Samples of high refractory pressure-less sintered carbide ceramics (HfC based), polished by mechanical grinding to a surface roughness Ra ~ 40 nm, have been surface treated, in vacuum, by fs Ti:sapphire laser, operating at 800 nm wavelength, 1000 Hz repetition rate and 100 fs pulse duration, at fluence varying in the range (~6-25 J/cm2), to optimize their solar radiation absorbance, in such a way that they could operate as absorber material in an innovative conversion module of solar radiation into electrical energy. To this aim, an area of approximately 9.6 cm2 was treated by the fs laser beam. The beam strikes perpendicular to the sample, placed on a stage set in motion in the x, y, z-directions, thus generating a scanning pattern of parallel lines. The experimental conditions of laser treatment (energy fluence, speed of transition, overlapping and lateral step distance) were varied in order to optimize the radiation absorption properties of the patterned surface.
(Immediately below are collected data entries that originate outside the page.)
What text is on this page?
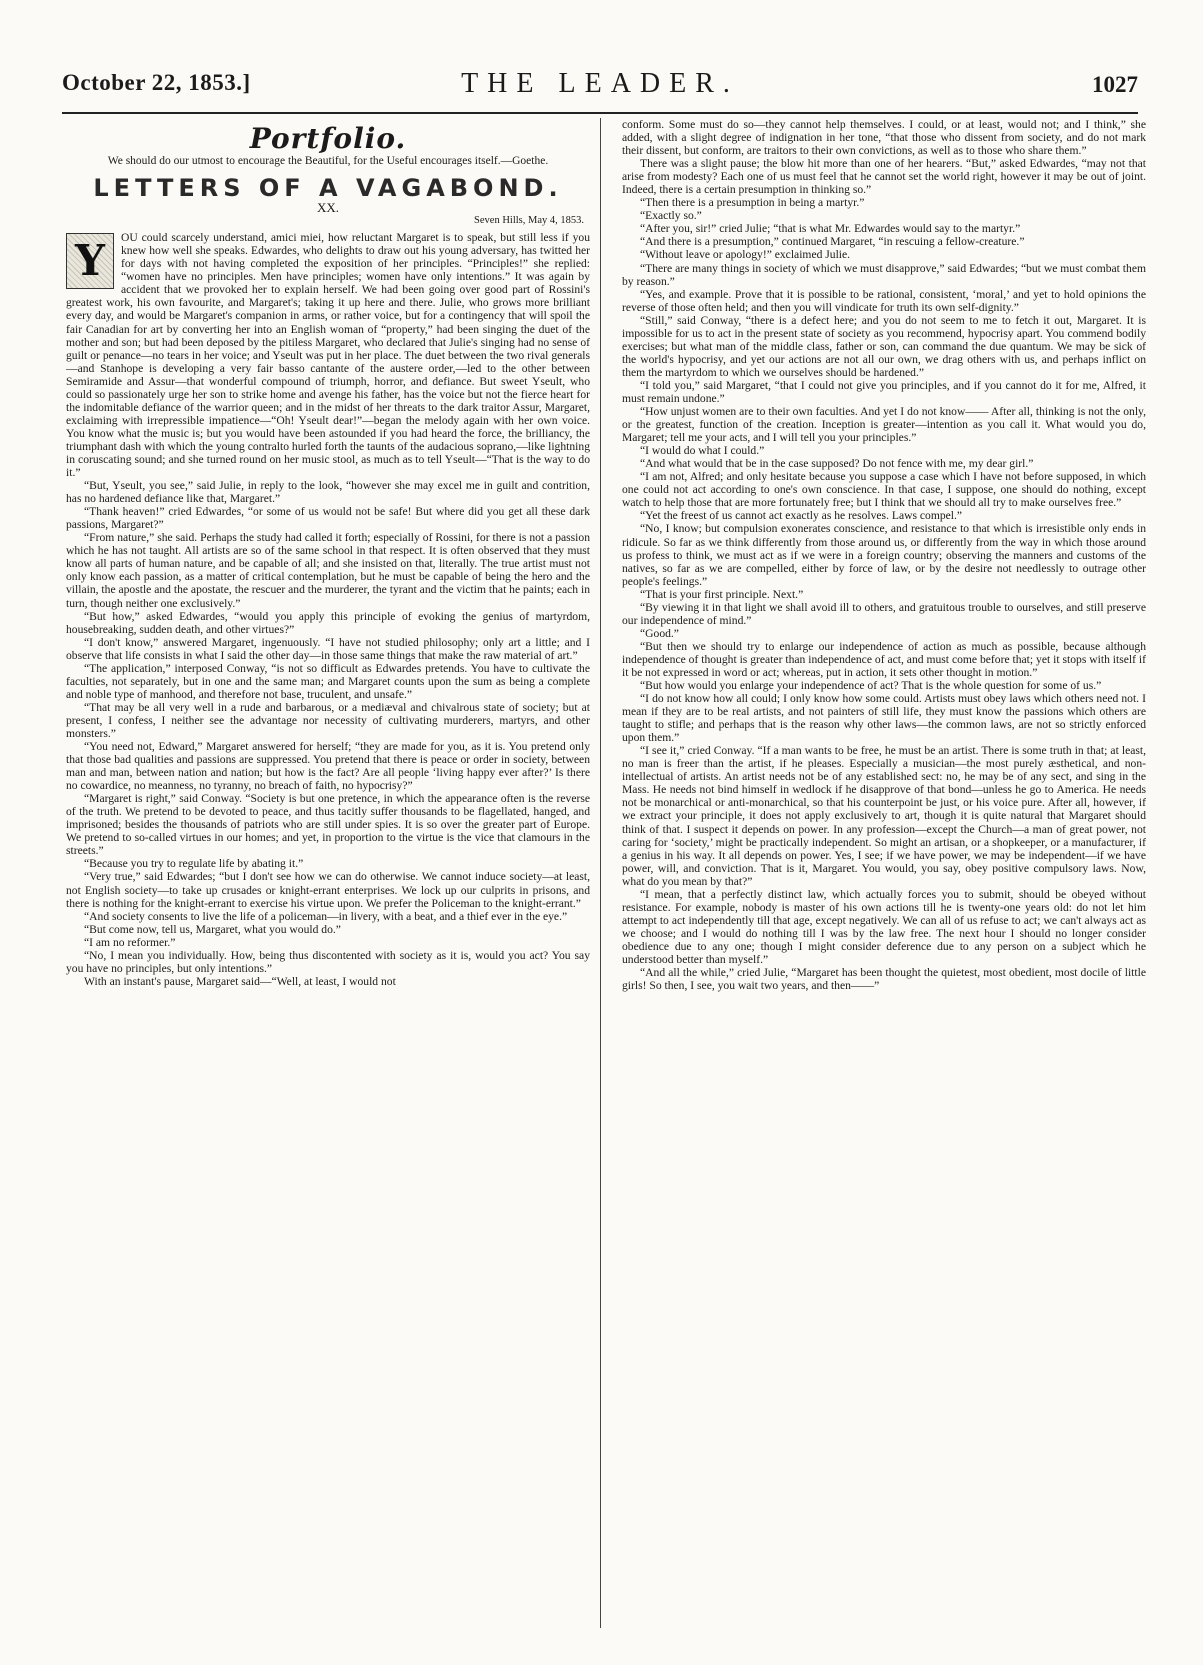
October 22, 1853.]	THE LEADER.	1027
Portfolio.
We should do our utmost to encourage the Beautiful, for the Useful encourages itself.—Goethe.
LETTERS OF A VAGABOND.
XX.
Seven Hills, May 4, 1853.
Y	OU could scarcely understand, amici miei, how reluctant Margaret is to speak, but still less if you knew how well she speaks. Edwardes, who delights to draw out his young adversary, has twitted her for days with not having completed the exposition of her principles. “Principles!” she replied: “women have no principles. Men have principles; women have only intentions.” It was again by accident that we provoked her to explain herself. We had been going over good part of Rossini's greatest work, his own favourite, and Margaret's; taking it up here and there. Julie, who grows more brilliant every day, and would be Margaret's companion in arms, or rather voice, but for a contingency that will spoil the fair Canadian for art by converting her into an English woman of “property,” had been singing the duet of the mother and son; but had been deposed by the pitiless Margaret, who declared that Julie's singing had no sense of guilt or penance—no tears in her voice; and Yseult was put in her place. The duet between the two rival generals—and Stanhope is developing a very fair basso cantante of the austere order,—led to the other between Semiramide and Assur—that wonderful compound of triumph, horror, and defiance. But sweet Yseult, who could so passionately urge her son to strike home and avenge his father, has the voice but not the fierce heart for the indomitable defiance of the warrior queen; and in the midst of her threats to the dark traitor Assur, Margaret, exclaiming with irrepressible impatience—“Oh! Yseult dear!”—began the melody again with her own voice. You know what the music is; but you would have been astounded if you had heard the force, the brilliancy, the triumphant dash with which the young contralto hurled forth the taunts of the audacious soprano,—like lightning in coruscating sound; and she turned round on her music stool, as much as to tell Yseult—“That is the way to do it.”

“But, Yseult, you see,” said Julie, in reply to the look, “however she may excel me in guilt and contrition, has no hardened defiance like that, Margaret.”

“Thank heaven!” cried Edwardes, “or some of us would not be safe! But where did you get all these dark passions, Margaret?”

“From nature,” she said. Perhaps the study had called it forth; especially of Rossini, for there is not a passion which he has not taught. All artists are so of the same school in that respect. It is often observed that they must know all parts of human nature, and be capable of all; and she insisted on that, literally. The true artist must not only know each passion, as a matter of critical contemplation, but he must be capable of being the hero and the villain, the apostle and the apostate, the rescuer and the murderer, the tyrant and the victim that he paints; each in turn, though neither one exclusively.”

“But how,” asked Edwardes, “would you apply this principle of evoking the genius of martyrdom, housebreaking, sudden death, and other virtues?”

“I don't know,” answered Margaret, ingenuously. “I have not studied philosophy; only art a little; and I observe that life consists in what I said the other day—in those same things that make the raw material of art.”

“The application,” interposed Conway, “is not so difficult as Edwardes pretends. You have to cultivate the faculties, not separately, but in one and the same man; and Margaret counts upon the sum as being a complete and noble type of manhood, and therefore not base, truculent, and unsafe.”

“That may be all very well in a rude and barbarous, or a mediæval and chivalrous state of society; but at present, I confess, I neither see the advantage nor necessity of cultivating murderers, martyrs, and other monsters.”

“You need not, Edward,” Margaret answered for herself; “they are made for you, as it is. You pretend only that those bad qualities and passions are suppressed. You pretend that there is peace or order in society, between man and man, between nation and nation; but how is the fact? Are all people ‘living happy ever after?’ Is there no cowardice, no meanness, no tyranny, no breach of faith, no hypocrisy?”

“Margaret is right,” said Conway. “Society is but one pretence, in which the appearance often is the reverse of the truth. We pretend to be devoted to peace, and thus tacitly suffer thousands to be flagellated, hanged, and imprisoned; besides the thousands of patriots who are still under spies. It is so over the greater part of Europe. We pretend to so-called virtues in our homes; and yet, in proportion to the virtue is the vice that clamours in the streets.”

“Because you try to regulate life by abating it.”

“Very true,” said Edwardes; “but I don't see how we can do otherwise. We cannot induce society—at least, not English society—to take up crusades or knight-errant enterprises. We lock up our culprits in prisons, and there is nothing for the knight-errant to exercise his virtue upon. We prefer the Policeman to the knight-errant.”

“And society consents to live the life of a policeman—in livery, with a beat, and a thief ever in the eye.”

“But come now, tell us, Margaret, what you would do.”

“I am no reformer.”

“No, I mean you individually. How, being thus discontented with society as it is, would you act? You say you have no principles, but only intentions.”

With an instant's pause, Margaret said—“Well, at least, I would not

conform. Some must do so—they cannot help themselves. I could, or at least, would not; and I think,” she added, with a slight degree of indignation in her tone, “that those who dissent from society, and do not mark their dissent, but conform, are traitors to their own convictions, as well as to those who share them.”

There was a slight pause; the blow hit more than one of her hearers. “But,” asked Edwardes, “may not that arise from modesty? Each one of us must feel that he cannot set the world right, however it may be out of joint. Indeed, there is a certain presumption in thinking so.”

“Then there is a presumption in being a martyr.”

“Exactly so.”

“After you, sir!” cried Julie; “that is what Mr. Edwardes would say to the martyr.”

“And there is a presumption,” continued Margaret, “in rescuing a fellow-creature.”

“Without leave or apology!” exclaimed Julie.

“There are many things in society of which we must disapprove,” said Edwardes; “but we must combat them by reason.”

“Yes, and example. Prove that it is possible to be rational, consistent, ‘moral,’ and yet to hold opinions the reverse of those often held; and then you will vindicate for truth its own self-dignity.”

“Still,” said Conway, “there is a defect here; and you do not seem to me to fetch it out, Margaret. It is impossible for us to act in the present state of society as you recommend, hypocrisy apart. You commend bodily exercises; but what man of the middle class, father or son, can command the due quantum. We may be sick of the world's hypocrisy, and yet our actions are not all our own, we drag others with us, and perhaps inflict on them the martyrdom to which we ourselves should be hardened.”

“I told you,” said Margaret, “that I could not give you principles, and if you cannot do it for me, Alfred, it must remain undone.”

“How unjust women are to their own faculties. And yet I do not know—— After all, thinking is not the only, or the greatest, function of the creation. Inception is greater—intention as you call it. What would you do, Margaret; tell me your acts, and I will tell you your principles.”

“I would do what I could.”

“And what would that be in the case supposed? Do not fence with me, my dear girl.”

“I am not, Alfred; and only hesitate because you suppose a case which I have not before supposed, in which one could not act according to one's own conscience. In that case, I suppose, one should do nothing, except watch to help those that are more fortunately free; but I think that we should all try to make ourselves free.”

“Yet the freest of us cannot act exactly as he resolves. Laws compel.”

“No, I know; but compulsion exonerates conscience, and resistance to that which is irresistible only ends in ridicule. So far as we think differently from those around us, or differently from the way in which those around us profess to think, we must act as if we were in a foreign country; observing the manners and customs of the natives, so far as we are compelled, either by force of law, or by the desire not needlessly to outrage other people's feelings.”

“That is your first principle. Next.”

“By viewing it in that light we shall avoid ill to others, and gratuitous trouble to ourselves, and still preserve our independence of mind.”

“Good.”

“But then we should try to enlarge our independence of action as much as possible, because although independence of thought is greater than independence of act, and must come before that; yet it stops with itself if it be not expressed in word or act; whereas, put in action, it sets other thought in motion.”

“But how would you enlarge your independence of act? That is the whole question for some of us.”

“I do not know how all could; I only know how some could. Artists must obey laws which others need not. I mean if they are to be real artists, and not painters of still life, they must know the passions which others are taught to stifle; and perhaps that is the reason why other laws—the common laws, are not so strictly enforced upon them.”

“I see it,” cried Conway. “If a man wants to be free, he must be an artist. There is some truth in that; at least, no man is freer than the artist, if he pleases. Especially a musician—the most purely æsthetical, and non-intellectual of artists. An artist needs not be of any established sect: no, he may be of any sect, and sing in the Mass. He needs not bind himself in wedlock if he disapprove of that bond—unless he go to America. He needs not be monarchical or anti-monarchical, so that his counterpoint be just, or his voice pure. After all, however, if we extract your principle, it does not apply exclusively to art, though it is quite natural that Margaret should think of that. I suspect it depends on power. In any profession—except the Church—a man of great power, not caring for ‘society,’ might be practically independent. So might an artisan, or a shopkeeper, or a manufacturer, if a genius in his way. It all depends on power. Yes, I see; if we have power, we may be independent—if we have power, will, and conviction. That is it, Margaret. You would, you say, obey positive compulsory laws. Now, what do you mean by that?”

“I mean, that a perfectly distinct law, which actually forces you to submit, should be obeyed without resistance. For example, nobody is master of his own actions till he is twenty-one years old: do not let him attempt to act independently till that age, except negatively. We can all of us refuse to act; we can't always act as we choose; and I would do nothing till I was by the law free. The next hour I should no longer consider obedience due to any one; though I might consider deference due to any person on a subject which he understood better than myself.”

“And all the while,” cried Julie, “Margaret has been thought the quietest, most obedient, most docile of little girls! So then, I see, you wait two years, and then——”
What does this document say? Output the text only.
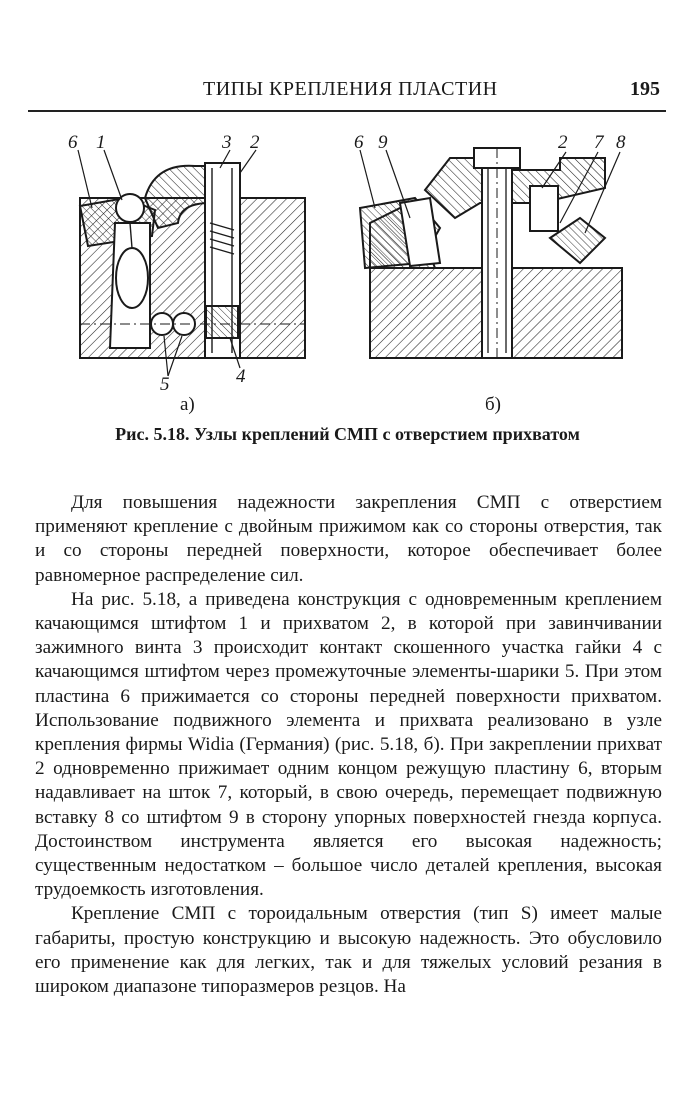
ТИПЫ КРЕПЛЕНИЯ ПЛАСТИН	195
6 1	3 2
5	4
а)
6 9	2 7 8
б)
Рис. 5.18. Узлы креплений СМП с отверстием прихватом

Для повышения надежности закрепления СМП с отверстием применяют крепление с двойным прижимом как со стороны отверстия, так и со стороны передней поверхности, которое обеспечивает более равномерное распределение сил.

На рис. 5.18, а приведена конструкция с одновременным креплением качающимся штифтом 1 и прихватом 2, в которой при завинчивании зажимного винта 3 происходит контакт скошенного участка гайки 4 с качающимся штифтом через промежуточные элементы-шарики 5. При этом пластина 6 прижимается со стороны передней поверхности прихватом. Использование подвижного элемента и прихвата реализовано в узле крепления фирмы Widia (Германия) (рис. 5.18, б). При закреплении прихват 2 одновременно прижимает одним концом режущую пластину 6, вторым надавливает на шток 7, который, в свою очередь, перемещает подвижную вставку 8 со штифтом 9 в сторону упорных поверхностей гнезда корпуса. Достоинством инструмента является его высокая надежность; существенным недостатком – большое число деталей крепления, высокая трудоемкость изготовления.

Крепление СМП с тороидальным отверстия (тип S) имеет малые габариты, простую конструкцию и высокую надежность. Это обусловило его применение как для легких, так и для тяжелых условий резания в широком диапазоне типоразмеров резцов. На
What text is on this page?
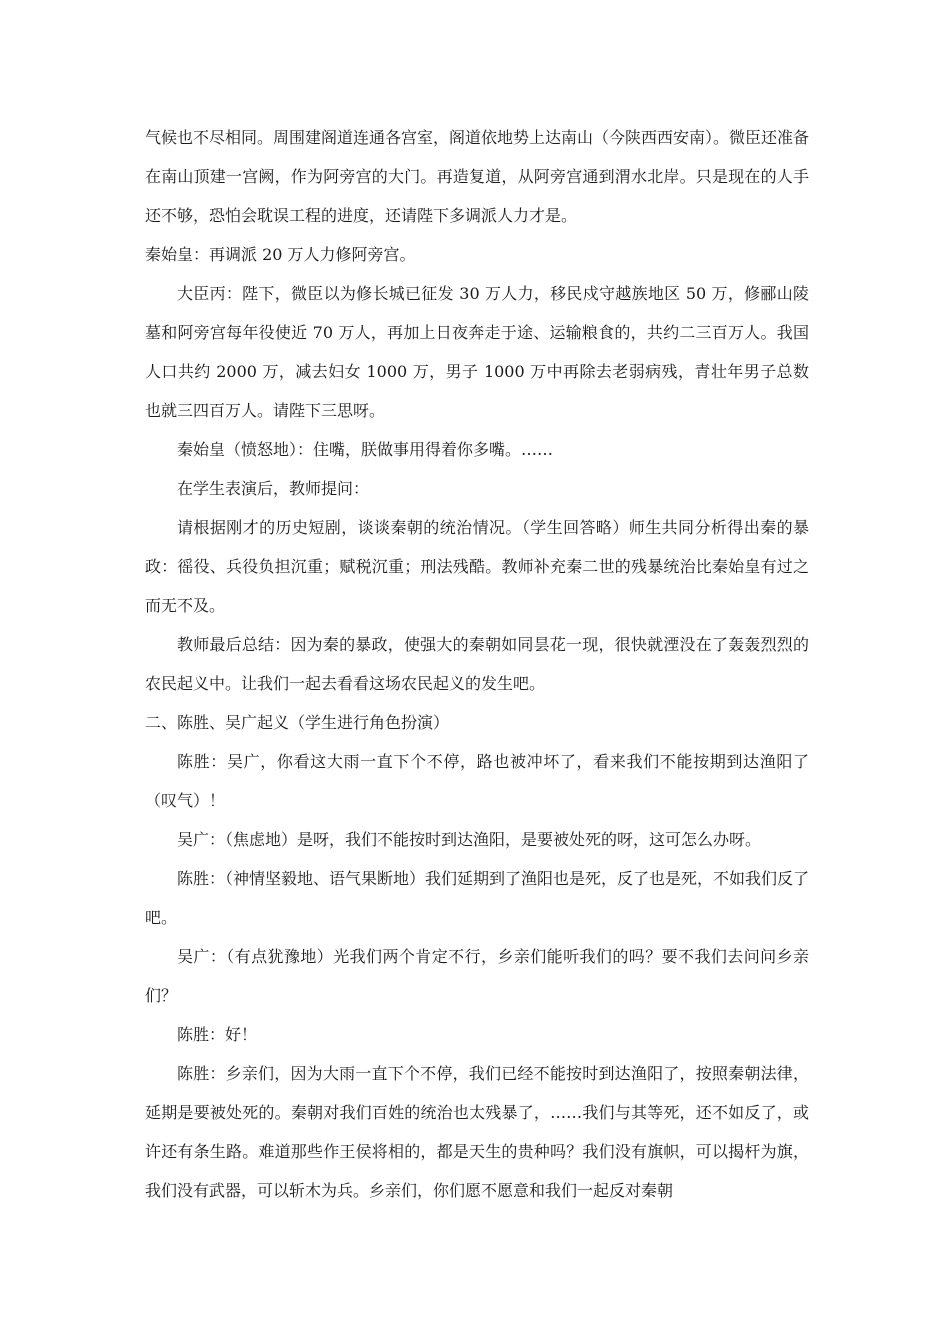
气候也不尽相同。周围建阁道连通各宫室，阁道依地势上达南山（今陕西西安南）。微臣还准备在南山顶建一宫阙，作为阿旁宫的大门。再造复道，从阿旁宫通到渭水北岸。只是现在的人手还不够，恐怕会耽误工程的进度，还请陛下多调派人力才是。

秦始皇：再调派 20 万人力修阿旁宫。

大臣丙：陛下，微臣以为修长城已征发 30 万人力，移民戍守越族地区 50 万，修郦山陵墓和阿旁宫每年役使近 70 万人，再加上日夜奔走于途、运输粮食的，共约二三百万人。我国人口共约 2000 万，减去妇女 1000 万，男子 1000 万中再除去老弱病残，青壮年男子总数也就三四百万人。请陛下三思呀。

秦始皇（愤怒地）：住嘴，朕做事用得着你多嘴。……

在学生表演后，教师提问：

请根据刚才的历史短剧，谈谈秦朝的统治情况。（学生回答略）师生共同分析得出秦的暴政：徭役、兵役负担沉重；赋税沉重；刑法残酷。教师补充秦二世的残暴统治比秦始皇有过之而无不及。

教师最后总结：因为秦的暴政，使强大的秦朝如同昙花一现，很快就湮没在了轰轰烈烈的农民起义中。让我们一起去看看这场农民起义的发生吧。

二、陈胜、吴广起义（学生进行角色扮演）

陈胜：吴广，你看这大雨一直下个不停，路也被冲坏了，看来我们不能按期到达渔阳了（叹气）！

吴广：（焦虑地）是呀，我们不能按时到达渔阳，是要被处死的呀，这可怎么办呀。

陈胜：（神情坚毅地、语气果断地）我们延期到了渔阳也是死，反了也是死，不如我们反了吧。

吴广：（有点犹豫地）光我们两个肯定不行，乡亲们能听我们的吗？要不我们去问问乡亲们？

陈胜：好！

陈胜：乡亲们，因为大雨一直下个不停，我们已经不能按时到达渔阳了，按照秦朝法律，延期是要被处死的。秦朝对我们百姓的统治也太残暴了，……我们与其等死，还不如反了，或许还有条生路。难道那些作王侯将相的，都是天生的贵种吗？我们没有旗帜，可以揭杆为旗，我们没有武器，可以斩木为兵。乡亲们，你们愿不愿意和我们一起反对秦朝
In laser treated samples the absorption value is increased by about 15%, compared to the original untreated surface, up to a value of final absorbance of about 95%, all over the range of solar radiation spectrum (from UV to IR). The morphological and chemical effects of the treatment have been evaluated by SEM-EDS analysis. At very high fluence, we obtained the characteristic ablation craters and local material decomposition, while at lower fluence (in any case above the threshold) typical periodic nano-structures have been obtained, exploitable for their modified optical properties.